# Fausti Style Shotguns?



## Bonz 54 (Apr 17, 2005)

I posted this question on another Board, but I'm going to cross post it here. I recently found a new loving home for my Ruger Red Label. Now I am looking for its replacement. Its replacement however will have its barrels SxS. I have been looking at several options and one is the Fausti Style SxS Shotgun being marketed by Cabela's. Does anyone here have any insight on these guns? Quality? Fit & Finish issues? Any information would be helpful. I'm trying to keep the cost below $2000 if at all possible. The gun I am looking for is a 12 ga. (I already have a 20 ga. SxS), choke tubes, English Straight Stock, and single trigger would be prefered. However for the right gun I would go with double triggers. So, What say Ye???  FRANK


----------



## mwakely (Jan 7, 2004)

Fausti is a very good moderatly priced double gun. Made in Italy and very good in quality (notice I did not say excellent) not a bad middle priced gun. Better off with a Fausti than a CZ or Huglu. If it were me, well I'd ;look for a good used Bereta.


----------



## omega58 (Sep 3, 2003)

Frank, 

Go to www.cdnninvestments.com and then click on the download catalog and save yourself over $1000 buying a Fausti SxS. 

Randy


----------



## Bonz 54 (Apr 17, 2005)

I have looked at the Beretta's. They ARE nice but alittle out of my price range.

Randy,

Thanks for the tip. I'll have to look at home, the firewall at work wont let me pull up the site. FRANK


----------



## omega58 (Sep 3, 2003)

Frank, I have ordered a bunch of stuff, not guns, but they are very good with customer service and prices. 

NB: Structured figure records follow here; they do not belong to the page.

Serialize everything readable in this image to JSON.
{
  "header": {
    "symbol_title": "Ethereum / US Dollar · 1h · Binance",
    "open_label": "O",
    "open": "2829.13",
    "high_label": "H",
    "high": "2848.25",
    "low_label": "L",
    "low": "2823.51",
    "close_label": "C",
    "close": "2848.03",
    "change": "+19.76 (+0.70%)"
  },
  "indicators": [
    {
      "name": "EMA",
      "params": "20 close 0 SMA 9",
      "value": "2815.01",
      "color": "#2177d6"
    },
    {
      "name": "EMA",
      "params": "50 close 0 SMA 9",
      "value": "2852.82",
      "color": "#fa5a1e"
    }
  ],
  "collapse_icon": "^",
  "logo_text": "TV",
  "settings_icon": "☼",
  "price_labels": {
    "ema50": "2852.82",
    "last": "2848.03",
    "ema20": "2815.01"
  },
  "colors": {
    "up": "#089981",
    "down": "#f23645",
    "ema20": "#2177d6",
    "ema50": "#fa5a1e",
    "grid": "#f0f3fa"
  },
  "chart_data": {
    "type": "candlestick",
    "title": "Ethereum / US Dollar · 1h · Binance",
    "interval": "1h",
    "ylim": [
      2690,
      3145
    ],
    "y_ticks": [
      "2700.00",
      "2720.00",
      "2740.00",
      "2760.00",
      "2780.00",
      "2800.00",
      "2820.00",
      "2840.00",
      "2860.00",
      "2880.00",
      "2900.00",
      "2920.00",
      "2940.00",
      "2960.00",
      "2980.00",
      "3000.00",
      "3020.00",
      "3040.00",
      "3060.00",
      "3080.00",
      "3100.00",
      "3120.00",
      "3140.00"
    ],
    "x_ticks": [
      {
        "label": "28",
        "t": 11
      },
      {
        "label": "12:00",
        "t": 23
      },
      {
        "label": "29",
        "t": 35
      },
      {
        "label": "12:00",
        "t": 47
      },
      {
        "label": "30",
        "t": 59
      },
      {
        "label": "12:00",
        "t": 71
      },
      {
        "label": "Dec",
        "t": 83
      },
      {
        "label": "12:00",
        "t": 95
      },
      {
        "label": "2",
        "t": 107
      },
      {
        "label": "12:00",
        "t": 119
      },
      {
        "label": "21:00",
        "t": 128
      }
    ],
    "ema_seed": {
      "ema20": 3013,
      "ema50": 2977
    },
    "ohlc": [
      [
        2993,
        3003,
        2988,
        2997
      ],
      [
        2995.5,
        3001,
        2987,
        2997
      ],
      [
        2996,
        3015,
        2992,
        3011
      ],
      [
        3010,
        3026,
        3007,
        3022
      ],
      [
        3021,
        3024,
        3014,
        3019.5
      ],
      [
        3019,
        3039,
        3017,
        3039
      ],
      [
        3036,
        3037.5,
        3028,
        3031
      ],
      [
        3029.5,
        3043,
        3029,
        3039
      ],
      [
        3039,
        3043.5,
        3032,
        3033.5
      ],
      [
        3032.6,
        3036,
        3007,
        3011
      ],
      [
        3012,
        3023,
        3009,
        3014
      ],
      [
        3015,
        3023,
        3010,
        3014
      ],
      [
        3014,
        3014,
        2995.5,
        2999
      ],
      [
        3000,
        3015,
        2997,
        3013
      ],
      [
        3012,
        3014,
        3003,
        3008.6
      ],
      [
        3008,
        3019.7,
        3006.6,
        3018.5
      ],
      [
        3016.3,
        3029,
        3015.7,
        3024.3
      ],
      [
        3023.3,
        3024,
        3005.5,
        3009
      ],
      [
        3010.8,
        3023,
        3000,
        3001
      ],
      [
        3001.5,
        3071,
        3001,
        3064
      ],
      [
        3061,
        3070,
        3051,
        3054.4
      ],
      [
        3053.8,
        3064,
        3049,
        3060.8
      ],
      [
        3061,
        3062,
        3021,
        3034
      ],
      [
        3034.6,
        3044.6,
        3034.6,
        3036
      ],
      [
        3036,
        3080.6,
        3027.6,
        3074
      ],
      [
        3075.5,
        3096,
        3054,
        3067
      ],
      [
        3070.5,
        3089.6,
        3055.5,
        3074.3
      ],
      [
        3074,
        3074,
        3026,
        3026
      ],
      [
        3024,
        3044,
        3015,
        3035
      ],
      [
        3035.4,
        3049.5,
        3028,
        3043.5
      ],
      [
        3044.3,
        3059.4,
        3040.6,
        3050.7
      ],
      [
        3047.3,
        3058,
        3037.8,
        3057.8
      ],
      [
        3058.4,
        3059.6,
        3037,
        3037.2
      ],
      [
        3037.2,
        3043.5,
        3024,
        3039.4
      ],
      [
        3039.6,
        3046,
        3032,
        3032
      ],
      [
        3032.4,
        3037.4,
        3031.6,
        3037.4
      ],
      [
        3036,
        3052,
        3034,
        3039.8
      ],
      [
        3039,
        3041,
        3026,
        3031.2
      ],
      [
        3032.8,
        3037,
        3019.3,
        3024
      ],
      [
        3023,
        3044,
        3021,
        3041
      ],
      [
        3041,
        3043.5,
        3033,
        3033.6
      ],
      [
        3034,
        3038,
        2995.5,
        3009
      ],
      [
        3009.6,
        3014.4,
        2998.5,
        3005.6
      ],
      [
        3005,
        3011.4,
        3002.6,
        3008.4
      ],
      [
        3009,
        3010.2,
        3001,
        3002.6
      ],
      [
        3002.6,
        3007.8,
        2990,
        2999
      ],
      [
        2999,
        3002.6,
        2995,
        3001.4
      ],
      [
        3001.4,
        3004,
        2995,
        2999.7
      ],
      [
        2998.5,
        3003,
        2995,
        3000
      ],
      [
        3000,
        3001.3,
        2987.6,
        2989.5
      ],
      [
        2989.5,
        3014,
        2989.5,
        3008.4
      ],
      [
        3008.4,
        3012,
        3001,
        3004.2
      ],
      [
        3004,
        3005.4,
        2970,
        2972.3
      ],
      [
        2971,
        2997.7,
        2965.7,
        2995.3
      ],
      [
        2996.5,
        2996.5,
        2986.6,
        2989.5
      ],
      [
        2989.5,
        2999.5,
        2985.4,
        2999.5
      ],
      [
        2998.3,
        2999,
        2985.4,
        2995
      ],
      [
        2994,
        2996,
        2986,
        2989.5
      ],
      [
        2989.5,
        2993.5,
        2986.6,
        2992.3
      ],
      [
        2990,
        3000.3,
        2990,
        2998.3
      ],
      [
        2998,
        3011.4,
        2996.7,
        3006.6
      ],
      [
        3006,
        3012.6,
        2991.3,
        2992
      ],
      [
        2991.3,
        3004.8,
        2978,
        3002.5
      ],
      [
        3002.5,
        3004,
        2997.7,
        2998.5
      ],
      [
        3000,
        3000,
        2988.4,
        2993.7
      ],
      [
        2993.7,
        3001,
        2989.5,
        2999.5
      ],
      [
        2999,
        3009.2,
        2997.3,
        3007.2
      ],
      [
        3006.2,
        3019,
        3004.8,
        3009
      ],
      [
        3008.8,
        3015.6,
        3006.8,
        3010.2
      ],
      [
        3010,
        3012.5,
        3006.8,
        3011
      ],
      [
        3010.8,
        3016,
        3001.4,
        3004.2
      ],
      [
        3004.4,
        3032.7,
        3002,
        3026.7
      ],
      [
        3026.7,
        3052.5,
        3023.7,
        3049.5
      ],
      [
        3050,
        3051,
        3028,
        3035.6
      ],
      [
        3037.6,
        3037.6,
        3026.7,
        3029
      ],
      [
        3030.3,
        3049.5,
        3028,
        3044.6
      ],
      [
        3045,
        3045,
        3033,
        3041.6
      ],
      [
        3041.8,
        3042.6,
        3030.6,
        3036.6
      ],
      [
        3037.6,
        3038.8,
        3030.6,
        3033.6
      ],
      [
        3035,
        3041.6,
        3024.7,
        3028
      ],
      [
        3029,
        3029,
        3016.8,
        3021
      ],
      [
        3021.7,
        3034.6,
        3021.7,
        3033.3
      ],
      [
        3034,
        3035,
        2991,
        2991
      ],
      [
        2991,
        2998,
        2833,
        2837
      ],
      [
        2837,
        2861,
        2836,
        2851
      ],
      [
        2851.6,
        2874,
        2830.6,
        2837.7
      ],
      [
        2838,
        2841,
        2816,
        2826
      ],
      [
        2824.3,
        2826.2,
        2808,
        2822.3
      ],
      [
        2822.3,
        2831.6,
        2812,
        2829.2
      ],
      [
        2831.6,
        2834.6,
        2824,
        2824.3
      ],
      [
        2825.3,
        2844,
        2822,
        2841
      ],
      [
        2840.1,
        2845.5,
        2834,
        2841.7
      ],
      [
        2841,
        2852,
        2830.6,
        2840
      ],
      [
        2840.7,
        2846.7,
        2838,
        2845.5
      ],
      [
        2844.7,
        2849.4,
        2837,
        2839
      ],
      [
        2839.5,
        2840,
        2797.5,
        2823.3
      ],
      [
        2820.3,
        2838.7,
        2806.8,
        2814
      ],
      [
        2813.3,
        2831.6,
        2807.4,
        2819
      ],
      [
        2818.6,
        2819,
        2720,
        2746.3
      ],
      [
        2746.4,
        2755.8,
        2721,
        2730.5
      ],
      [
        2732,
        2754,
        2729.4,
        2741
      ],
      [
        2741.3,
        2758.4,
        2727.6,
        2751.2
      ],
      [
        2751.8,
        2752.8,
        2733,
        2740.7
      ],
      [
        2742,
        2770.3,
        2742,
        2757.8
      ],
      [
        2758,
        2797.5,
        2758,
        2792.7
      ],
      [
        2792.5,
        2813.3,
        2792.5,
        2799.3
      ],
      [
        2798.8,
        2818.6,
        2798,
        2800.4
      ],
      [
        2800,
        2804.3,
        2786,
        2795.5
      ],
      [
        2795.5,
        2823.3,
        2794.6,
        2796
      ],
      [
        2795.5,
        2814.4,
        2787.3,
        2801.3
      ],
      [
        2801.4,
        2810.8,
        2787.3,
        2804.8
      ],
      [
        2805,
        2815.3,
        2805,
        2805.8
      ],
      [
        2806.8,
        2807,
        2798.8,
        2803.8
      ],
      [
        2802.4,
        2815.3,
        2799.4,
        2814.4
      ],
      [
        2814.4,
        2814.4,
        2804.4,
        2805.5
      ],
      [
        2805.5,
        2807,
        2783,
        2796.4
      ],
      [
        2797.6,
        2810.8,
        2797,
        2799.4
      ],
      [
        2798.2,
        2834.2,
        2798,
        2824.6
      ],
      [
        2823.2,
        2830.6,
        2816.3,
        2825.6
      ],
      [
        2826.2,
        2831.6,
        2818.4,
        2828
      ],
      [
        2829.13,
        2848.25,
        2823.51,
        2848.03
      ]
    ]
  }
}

The Fausti SxSs are $699 and $799. . .$699 with double trigger, $699 with single, and $799 with single (a little engraving). 

Frank, 

Just be careful, there are plenty of deals on shotguns in there. . .Browning, Lanber, Winchester, etc. 

Attention anyone wanting a quality o/u for around $500. . .check out the Lanbers on the CDNN website, best buy you'll find right now, made in Spain and the US warranty repair for Lanber USA is right here in GR.


----------